Year: Team; Games; Tackles; Interceptions; Fumbles
GP: GS; Cmb; Solo; Ast; Sck; TFL; Int; Yds; TD; Lng; PD; FF; FR; Yds; TD
2005: PIT; 4; 0; 8; 8; 0; 0.0; 0; 0; 0; 0; 0; 3; 0; 0; 0; 0
2007: PIT; 1; 0; 1; 1; 0; 0.0; 0; 0; 0; 0; 0; 0; 0; 0; 0; 0
2008: PIT; 3; 3; 4; 4; 0; 0.0; 0; 0; 0; 0; 0; 1; 0; 0; 0; 0
2009: ARI; 2; 2; 9; 9; 0; 0.0; 0; 0; 0; 0; 0; 0; 0; 0; 0; 0
2010: PIT; 3; 2; 4; 4; 0; 0.0; 0; 0; 0; 0; 0; 0; 0; 0; 0; 0
2011: PIT; 1; 0; 0; 0; 0; 0.0; 0; 0; 0; 0; 0; 0; 0; 0; 0; 0
14; 7; 26; 26; 0; 0.0; 0; 0; 0; 0; 0; 4; 0; 0; 0; 0

== Broadcasting career ==
While still a player, for three seasons, McFadden hosted his own 30-minute weekly TV show on WPMY, "The Hometowne Sports B-Mac Corner." He also hosted a weekly radio show on Pittsburgh's WEAE-FM, now known as WPGP, in 2011–12.

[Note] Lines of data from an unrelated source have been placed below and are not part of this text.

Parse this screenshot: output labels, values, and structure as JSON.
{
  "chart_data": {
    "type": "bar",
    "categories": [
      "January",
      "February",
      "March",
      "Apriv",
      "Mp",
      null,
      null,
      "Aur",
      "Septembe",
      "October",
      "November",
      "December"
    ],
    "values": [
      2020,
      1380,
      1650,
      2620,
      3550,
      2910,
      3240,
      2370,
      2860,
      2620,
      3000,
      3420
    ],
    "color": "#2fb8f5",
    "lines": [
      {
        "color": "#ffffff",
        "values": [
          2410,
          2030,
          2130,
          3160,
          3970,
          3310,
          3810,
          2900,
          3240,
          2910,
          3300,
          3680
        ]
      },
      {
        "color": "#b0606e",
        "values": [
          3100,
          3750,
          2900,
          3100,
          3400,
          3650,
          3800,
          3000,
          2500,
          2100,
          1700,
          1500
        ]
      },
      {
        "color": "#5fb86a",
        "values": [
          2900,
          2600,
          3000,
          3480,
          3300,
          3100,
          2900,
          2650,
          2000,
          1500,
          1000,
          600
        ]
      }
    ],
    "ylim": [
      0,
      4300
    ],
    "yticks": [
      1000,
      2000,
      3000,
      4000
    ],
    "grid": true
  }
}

Following his playing career, McFadden joined the team at 120 Sports, an all-digital sports network based out of Chicago, where he served as a studio analyst.

In addition to his work on 120 Sports, McFadden has worked as a game analyst for the 2015 Southern Heritage Classic on Fox Sports South, and been a regular guest on radio shows across the country, including national broadcasts on ESPN Radio and Sirius/XM.

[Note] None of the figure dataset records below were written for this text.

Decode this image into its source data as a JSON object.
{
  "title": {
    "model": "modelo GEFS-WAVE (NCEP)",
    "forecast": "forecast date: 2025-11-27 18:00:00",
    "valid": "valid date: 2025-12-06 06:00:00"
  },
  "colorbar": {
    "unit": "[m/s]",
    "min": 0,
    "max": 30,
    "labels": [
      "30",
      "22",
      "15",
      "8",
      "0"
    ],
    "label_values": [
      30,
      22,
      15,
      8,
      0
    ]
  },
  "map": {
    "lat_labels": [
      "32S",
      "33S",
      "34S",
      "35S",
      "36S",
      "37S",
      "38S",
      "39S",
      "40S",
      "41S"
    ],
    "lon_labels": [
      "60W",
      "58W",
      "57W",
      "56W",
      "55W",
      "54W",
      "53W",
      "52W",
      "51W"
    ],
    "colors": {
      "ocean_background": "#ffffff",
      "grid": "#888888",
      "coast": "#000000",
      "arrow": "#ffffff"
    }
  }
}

In 2018, McFadden joined CBS Sports HQ appearing regularly during the NFL season as an analyst for their weekly football shows.

McFadden joins several of his Steelers' teammates who have moved into broadcasting after their playing careers, including Jerome Bettis, Ryan Clark, Ike Taylor and Hines Ward.